PF: We use S&P 500 futures for our directional US equity exposure, which means we can’t avoid exposure to some of these large-cap US technology companies we have concerns about. However, we are simultaneously investing in a basket of “value” stocks. While this strategy did not do so well last year, it did very well for us in 2022 and we have retained it.

We have another position giving exposure to a selection of quality mid-cap stocks against which we are “short” of the wider US market. These value-oriented positions should give some downside protection to our US equity exposure.

There’s a lot of focus among market participants on fiscal deficits, which have been rising relentlessly. How concerned should we be?

PF: Worsening demographics, the need to tackle climate change, and the increasingly partisan nature of politics give us cause for concern over the longer term.
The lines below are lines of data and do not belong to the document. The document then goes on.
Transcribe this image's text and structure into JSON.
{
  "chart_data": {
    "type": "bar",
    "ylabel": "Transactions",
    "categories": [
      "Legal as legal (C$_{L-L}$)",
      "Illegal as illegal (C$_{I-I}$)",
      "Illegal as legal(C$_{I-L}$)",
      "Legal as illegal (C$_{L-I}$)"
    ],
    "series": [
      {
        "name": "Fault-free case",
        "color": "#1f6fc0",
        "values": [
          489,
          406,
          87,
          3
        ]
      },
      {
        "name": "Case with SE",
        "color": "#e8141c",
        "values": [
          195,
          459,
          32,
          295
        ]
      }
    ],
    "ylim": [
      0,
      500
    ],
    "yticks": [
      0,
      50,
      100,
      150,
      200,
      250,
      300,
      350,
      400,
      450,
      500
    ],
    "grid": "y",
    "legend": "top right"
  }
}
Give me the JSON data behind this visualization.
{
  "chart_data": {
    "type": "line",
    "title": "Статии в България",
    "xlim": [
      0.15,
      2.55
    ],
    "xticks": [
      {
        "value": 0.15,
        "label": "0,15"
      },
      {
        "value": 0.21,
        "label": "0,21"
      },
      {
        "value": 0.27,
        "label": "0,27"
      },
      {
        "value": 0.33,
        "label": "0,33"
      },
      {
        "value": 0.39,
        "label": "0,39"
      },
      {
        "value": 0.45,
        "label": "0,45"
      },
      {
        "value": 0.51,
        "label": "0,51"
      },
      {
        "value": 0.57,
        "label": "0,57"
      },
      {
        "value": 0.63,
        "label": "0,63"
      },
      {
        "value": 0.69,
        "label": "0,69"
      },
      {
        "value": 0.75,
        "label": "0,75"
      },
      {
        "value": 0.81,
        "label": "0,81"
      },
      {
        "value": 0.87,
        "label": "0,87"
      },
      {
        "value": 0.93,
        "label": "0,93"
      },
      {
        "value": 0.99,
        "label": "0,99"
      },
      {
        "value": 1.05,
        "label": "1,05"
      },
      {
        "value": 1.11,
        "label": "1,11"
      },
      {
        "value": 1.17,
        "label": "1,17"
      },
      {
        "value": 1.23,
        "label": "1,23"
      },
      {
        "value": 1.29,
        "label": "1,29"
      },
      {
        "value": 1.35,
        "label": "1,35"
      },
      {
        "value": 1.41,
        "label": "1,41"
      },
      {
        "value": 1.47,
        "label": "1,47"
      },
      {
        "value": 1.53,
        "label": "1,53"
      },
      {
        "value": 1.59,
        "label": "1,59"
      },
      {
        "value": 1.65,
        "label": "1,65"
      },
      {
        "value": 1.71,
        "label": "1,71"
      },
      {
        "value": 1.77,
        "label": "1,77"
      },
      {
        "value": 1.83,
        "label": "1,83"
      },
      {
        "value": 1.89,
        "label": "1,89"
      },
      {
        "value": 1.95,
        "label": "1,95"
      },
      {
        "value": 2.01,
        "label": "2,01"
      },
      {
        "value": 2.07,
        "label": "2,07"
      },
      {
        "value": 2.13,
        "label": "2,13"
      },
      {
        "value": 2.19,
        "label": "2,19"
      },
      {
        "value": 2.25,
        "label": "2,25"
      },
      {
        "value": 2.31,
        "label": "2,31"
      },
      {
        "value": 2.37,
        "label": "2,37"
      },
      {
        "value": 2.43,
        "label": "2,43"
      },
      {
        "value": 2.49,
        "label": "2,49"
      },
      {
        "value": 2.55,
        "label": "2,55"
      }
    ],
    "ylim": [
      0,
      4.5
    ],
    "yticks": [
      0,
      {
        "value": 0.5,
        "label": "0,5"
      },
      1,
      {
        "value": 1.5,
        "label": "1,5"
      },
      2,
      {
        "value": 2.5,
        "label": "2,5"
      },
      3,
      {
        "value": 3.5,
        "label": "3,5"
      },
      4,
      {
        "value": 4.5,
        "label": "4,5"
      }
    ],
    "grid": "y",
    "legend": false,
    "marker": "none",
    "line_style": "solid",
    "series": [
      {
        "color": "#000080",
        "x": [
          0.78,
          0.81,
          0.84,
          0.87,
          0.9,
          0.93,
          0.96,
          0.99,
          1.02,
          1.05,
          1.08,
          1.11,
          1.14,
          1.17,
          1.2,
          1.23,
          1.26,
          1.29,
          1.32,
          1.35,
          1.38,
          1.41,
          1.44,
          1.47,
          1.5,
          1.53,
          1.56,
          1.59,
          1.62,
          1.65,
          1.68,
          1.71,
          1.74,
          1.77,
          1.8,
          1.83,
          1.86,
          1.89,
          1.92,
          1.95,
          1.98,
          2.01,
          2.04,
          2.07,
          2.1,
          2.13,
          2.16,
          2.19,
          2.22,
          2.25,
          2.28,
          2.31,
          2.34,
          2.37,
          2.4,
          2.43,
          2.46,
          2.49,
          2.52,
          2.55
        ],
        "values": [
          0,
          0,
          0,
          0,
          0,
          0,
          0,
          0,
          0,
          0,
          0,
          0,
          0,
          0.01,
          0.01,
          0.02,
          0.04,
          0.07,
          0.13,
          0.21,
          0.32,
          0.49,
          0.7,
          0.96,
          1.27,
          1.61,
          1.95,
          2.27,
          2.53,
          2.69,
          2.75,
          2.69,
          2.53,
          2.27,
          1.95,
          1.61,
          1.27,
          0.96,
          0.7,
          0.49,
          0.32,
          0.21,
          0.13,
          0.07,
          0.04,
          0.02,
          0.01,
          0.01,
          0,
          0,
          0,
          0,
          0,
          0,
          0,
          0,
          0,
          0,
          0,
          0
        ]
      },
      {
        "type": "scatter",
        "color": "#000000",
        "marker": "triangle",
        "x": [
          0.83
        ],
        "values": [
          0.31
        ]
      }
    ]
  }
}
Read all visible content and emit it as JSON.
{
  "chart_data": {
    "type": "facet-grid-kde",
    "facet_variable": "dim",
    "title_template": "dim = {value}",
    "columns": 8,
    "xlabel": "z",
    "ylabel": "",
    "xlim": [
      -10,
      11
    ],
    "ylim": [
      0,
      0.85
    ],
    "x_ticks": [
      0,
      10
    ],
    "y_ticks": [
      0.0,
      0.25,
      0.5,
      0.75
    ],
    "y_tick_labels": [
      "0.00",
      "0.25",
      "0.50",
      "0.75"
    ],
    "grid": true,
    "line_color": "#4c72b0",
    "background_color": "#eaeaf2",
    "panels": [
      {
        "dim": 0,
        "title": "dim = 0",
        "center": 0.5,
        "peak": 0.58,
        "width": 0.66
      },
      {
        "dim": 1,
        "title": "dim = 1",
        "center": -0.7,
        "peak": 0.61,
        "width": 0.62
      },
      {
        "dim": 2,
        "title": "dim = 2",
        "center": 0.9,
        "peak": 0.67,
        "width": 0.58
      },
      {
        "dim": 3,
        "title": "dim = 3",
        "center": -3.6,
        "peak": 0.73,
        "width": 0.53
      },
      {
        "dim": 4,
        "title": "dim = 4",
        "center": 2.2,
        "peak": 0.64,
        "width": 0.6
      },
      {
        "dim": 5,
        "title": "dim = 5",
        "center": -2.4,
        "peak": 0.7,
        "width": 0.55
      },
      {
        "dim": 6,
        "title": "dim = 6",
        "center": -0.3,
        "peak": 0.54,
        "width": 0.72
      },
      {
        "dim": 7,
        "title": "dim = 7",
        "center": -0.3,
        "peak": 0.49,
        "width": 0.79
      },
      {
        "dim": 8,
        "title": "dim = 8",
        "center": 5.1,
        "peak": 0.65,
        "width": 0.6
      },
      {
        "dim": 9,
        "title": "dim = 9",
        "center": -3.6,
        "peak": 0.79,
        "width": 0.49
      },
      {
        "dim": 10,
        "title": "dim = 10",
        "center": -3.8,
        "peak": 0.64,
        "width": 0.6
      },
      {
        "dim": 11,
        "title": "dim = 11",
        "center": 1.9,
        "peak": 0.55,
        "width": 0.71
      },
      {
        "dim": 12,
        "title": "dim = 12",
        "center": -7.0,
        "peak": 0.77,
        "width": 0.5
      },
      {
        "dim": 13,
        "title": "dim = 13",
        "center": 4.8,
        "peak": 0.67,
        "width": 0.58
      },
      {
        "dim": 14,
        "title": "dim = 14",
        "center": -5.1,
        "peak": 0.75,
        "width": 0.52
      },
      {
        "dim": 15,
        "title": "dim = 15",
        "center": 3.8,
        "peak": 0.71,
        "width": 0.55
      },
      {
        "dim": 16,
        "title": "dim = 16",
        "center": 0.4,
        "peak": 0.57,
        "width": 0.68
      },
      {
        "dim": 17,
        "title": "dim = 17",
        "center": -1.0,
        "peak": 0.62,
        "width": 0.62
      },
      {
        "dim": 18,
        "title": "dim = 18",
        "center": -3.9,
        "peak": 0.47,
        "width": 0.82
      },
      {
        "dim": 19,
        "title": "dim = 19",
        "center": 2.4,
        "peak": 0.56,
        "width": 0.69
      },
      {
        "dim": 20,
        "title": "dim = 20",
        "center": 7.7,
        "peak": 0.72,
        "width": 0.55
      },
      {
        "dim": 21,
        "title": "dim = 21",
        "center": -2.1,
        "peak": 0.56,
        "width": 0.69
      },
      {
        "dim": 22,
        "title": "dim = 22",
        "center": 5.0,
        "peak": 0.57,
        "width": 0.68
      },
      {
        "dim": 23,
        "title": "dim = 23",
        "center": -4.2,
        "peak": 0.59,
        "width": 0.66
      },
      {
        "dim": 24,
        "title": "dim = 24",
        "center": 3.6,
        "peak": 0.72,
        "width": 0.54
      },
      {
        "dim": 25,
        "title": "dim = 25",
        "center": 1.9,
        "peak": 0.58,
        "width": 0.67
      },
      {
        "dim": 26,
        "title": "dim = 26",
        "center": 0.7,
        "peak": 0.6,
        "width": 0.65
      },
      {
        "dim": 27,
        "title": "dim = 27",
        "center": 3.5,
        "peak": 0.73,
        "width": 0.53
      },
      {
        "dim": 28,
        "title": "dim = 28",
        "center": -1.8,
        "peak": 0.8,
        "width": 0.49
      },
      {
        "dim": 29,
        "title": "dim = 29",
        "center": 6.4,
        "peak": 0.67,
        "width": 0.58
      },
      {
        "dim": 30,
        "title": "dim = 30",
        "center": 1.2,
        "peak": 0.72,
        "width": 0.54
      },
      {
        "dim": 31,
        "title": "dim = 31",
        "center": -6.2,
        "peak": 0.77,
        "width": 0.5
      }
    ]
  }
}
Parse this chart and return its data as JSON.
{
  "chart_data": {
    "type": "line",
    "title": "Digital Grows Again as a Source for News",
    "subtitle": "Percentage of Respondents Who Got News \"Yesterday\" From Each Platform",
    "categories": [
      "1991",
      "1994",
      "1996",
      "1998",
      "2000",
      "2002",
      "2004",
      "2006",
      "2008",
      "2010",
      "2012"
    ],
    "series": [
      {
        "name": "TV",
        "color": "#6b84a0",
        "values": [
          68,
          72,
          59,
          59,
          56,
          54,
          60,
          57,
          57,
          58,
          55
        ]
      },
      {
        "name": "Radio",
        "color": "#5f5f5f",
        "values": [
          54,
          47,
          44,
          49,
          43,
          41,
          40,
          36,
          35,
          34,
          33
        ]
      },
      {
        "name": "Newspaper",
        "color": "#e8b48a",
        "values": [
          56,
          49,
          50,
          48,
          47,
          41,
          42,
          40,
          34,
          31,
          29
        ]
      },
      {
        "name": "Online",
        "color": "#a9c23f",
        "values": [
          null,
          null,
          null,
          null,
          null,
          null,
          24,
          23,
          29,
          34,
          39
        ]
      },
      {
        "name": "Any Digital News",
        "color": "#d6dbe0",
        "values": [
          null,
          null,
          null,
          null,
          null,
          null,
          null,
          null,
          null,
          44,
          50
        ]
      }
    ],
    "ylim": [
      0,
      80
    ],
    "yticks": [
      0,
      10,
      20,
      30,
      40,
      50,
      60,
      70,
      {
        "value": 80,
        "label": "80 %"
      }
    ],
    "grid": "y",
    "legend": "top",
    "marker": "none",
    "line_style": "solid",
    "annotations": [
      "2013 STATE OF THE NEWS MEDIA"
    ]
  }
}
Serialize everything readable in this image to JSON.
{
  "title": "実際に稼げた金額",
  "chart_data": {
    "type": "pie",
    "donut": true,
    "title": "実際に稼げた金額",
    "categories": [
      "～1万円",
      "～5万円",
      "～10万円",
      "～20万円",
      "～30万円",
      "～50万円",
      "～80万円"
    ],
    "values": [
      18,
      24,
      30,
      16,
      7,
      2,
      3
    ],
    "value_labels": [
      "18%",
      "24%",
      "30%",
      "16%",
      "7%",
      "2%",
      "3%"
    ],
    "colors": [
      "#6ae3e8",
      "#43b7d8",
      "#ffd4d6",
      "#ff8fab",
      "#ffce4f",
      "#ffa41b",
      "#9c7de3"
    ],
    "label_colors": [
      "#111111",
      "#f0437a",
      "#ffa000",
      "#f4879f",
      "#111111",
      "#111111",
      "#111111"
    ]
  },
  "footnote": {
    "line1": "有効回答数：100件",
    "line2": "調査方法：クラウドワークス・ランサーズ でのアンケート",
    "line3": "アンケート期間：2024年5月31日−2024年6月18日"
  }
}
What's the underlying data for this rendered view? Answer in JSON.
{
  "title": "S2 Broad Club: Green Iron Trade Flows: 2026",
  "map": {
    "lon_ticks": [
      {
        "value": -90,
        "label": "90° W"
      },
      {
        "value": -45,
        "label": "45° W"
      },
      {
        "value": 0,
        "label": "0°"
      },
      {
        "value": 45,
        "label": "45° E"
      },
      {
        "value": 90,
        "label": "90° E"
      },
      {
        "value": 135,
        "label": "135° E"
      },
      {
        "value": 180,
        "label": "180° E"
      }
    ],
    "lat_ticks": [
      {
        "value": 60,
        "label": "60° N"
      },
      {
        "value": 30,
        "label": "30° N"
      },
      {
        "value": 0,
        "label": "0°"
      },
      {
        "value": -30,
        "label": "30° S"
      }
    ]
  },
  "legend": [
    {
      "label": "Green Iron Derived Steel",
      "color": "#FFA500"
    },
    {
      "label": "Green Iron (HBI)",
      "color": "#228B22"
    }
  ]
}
But if you look at a country like Japan, where debt relative to GDP is multiples of what you have in the US and euro zone, the debt has essentially been monetised by the Bank of Japan without major inflationary consequences.

If debt sustainability becomes an issue, I don't think any central bank will sit back and do nothing

If debt sustainability becomes an issue, I don't think any central bank will sit back and do nothing. While the Fed seems set to push ahead with quantitative tightening, it will just step back in again and start buying bonds at the first sign of a new crisis. Few would be brave enough to bet against some form of financial repression in that environment.

This means there may be opportunities to take advantage of rising prices of various basic resources, such as oil or gold, whether through investing in the commodities directly or via shares in firms that produce them. The rationale for this is that if central banks are simultaneously depreciating the value of fiat money, that will filter through to higher inflation.

So concern about the US deficit is unlikely to lead international investors to shun the dollar, in your view?

IP: It is unlikely the dollar’s reserve currency status will come under threat as there is nowhere else for capital to go. Most investors do not want to invest in Chinese markets, and European capital markets are tiny in comparison to the US. If you're going to move your money into other currencies you’ve got to have assets to park it in and there are limited opportunities beyond North America.

Markets were unruffled by Donald Trump's victory in 2016. Should he be re-elected in November, could we be in for a more turbulent time?

IP: I'm not sure markets are going to be paying as much attention to the US election as some commentators might wish to believe. I think the focus will be on the prospect of tax cuts under a new Republican administration.